Some missing things in the current threading implementation

Sun Sep 12 06:35:42 PDT 2010

Recently I thought it would be a good idea to try out the new 
concurrency system once again. Some time back, when 'shared' was still 
new, I already tried it several times but since it was completely 
unusable I gave up on it at that time (and as it seems, many others also 
did this).

Now, however, after TDPL has been released and there is some 
documentation + std.concurrency, the system should be in a state where 
it is actually useful and only some bugs should be there to fix - which 
does not include inherent system changes. The reality is quite different 
once you step anywhere beside the already walked path (defined by the 
book examples and similar things).

Just for the record, I've done a lot with most kinds of threading 
schemes (even if the only lockless thing I implemented was a simple 
Shared/WeakPtr implementation *shiver*). This may very well have the 
effect that there are some patterns burned into my head that somehow 
clash with some ideas behind the current system. But, for most of the 
points, I am quite sure that there is no viable alternative if 
performance and memory consumption should be anywhere new the optimum.
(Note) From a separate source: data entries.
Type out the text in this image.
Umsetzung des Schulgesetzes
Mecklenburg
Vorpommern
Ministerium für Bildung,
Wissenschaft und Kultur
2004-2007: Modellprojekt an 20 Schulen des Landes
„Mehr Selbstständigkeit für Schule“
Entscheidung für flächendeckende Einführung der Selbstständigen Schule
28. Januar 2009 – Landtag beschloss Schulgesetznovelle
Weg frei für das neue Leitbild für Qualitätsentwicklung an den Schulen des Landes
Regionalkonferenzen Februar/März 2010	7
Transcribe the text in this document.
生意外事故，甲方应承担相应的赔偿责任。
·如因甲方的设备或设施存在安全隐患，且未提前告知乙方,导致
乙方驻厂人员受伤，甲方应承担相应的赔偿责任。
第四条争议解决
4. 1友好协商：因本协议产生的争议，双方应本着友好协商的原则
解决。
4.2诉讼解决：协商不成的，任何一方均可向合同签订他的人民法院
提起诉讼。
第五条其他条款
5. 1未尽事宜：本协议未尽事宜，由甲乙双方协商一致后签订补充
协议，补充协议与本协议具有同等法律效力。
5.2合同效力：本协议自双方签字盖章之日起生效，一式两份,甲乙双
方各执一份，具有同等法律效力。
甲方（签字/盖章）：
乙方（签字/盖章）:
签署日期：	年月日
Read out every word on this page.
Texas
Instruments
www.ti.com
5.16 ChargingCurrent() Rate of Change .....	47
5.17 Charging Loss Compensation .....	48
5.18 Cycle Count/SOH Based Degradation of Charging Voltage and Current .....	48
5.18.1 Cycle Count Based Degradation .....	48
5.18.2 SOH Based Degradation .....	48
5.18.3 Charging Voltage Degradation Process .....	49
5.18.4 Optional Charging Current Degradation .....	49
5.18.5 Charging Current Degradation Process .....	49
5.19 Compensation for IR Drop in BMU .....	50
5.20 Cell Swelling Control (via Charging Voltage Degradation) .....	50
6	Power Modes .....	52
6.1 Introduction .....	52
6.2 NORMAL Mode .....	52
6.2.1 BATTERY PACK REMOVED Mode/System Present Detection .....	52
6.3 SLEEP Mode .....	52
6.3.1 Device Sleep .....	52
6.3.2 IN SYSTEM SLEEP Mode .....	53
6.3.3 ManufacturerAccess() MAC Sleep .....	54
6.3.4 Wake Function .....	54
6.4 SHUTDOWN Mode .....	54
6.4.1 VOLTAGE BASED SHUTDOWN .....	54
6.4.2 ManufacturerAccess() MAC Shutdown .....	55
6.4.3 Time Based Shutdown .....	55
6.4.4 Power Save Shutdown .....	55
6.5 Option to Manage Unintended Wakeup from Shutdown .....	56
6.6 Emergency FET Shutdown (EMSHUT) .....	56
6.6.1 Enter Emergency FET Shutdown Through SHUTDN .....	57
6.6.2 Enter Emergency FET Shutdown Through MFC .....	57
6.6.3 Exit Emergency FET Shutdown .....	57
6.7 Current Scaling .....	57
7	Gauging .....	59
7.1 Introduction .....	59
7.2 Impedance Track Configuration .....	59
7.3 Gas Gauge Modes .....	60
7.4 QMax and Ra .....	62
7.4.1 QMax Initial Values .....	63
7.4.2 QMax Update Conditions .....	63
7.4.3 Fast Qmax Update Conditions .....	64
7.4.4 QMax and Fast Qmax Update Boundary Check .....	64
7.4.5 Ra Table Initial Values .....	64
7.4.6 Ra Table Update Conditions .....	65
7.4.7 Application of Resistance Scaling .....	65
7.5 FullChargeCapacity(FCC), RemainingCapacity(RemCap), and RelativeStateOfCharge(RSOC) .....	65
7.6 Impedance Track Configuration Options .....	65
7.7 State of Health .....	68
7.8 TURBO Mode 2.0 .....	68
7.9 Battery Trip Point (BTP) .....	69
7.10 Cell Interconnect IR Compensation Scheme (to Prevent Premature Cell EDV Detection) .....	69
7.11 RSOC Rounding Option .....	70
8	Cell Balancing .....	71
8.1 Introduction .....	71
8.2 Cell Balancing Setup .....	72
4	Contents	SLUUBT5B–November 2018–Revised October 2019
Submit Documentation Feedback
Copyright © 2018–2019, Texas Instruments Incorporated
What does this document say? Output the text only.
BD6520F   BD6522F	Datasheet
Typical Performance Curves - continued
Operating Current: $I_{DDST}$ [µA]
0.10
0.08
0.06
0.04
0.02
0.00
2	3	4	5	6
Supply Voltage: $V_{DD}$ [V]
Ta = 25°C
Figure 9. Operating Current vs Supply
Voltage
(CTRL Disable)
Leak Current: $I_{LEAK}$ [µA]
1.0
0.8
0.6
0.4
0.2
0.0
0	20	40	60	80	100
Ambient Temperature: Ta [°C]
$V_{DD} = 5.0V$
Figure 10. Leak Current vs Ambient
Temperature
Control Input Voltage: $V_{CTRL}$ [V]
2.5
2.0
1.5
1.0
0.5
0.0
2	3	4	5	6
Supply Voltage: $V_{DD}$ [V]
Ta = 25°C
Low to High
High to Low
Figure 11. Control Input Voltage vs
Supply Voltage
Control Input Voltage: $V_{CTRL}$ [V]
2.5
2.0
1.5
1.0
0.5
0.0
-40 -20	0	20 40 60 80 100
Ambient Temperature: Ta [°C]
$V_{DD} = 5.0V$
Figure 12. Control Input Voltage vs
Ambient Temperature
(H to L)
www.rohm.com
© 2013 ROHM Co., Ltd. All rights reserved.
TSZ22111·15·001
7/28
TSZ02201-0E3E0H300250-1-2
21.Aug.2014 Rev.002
I apologize for the length of this post, although I already tried to 
make it as short as possible and left out a lot of details. Also it is 
very possible that I assume some false things about the concurrency 
implementation because my knowledge is mostly based only on the NG and 
the book chapter.

The following problems are those that I found during a one day endeavor 
to convert some parts of my code base to spawn/shared (not really 
successful, partly because of the very viral nature of shared).

1. spawn and objects

	Spawn only supports 'function' + some bound parameters. Since taking 
the address of an object method in D always yields a delegate, it is not 
possible to call class members without a static wrapper function. This 
can be quite disturbing when working object oriented (C++ obviously has 
the same problem).

2. error messages

	Right now, error messages just state that there is a shared/unshared 
mismatch somewhere. For a non-shared-expert, this can be a real bummer. 
You have to know a lot of implications 'shared' has to be able to 
correctly interpret these messages and track down the cause. Not very 
good for a feature that is meant to make threading easier.

3. everything in implicit

	This may seem kind of counter-intuitive, but using 'synchronized' 
classes and features like setSameMutex - which are deadly necessary, it 
is stupid to neglect the importance of lock based threading in an object 
oriented environment - creates a feeling of climbing without a safety 
rope. Not stating how you really want to synchronize/lock and not being 
able to directly read  from the code how this is really done just leaves 
a black-box feeling. This in turn means threading newcomers will not be 
educated, they just use the system somehow and it magically works. But 
as soon as you get problems such as deadlocks, you suddenly have to 
understand the details and in this moment you have to read up and 
remember everything that is going on in the background - plus everything 
you would have to know about threading/synchronization in C. I'm not 
sure if this is the right course here or if there is any better one.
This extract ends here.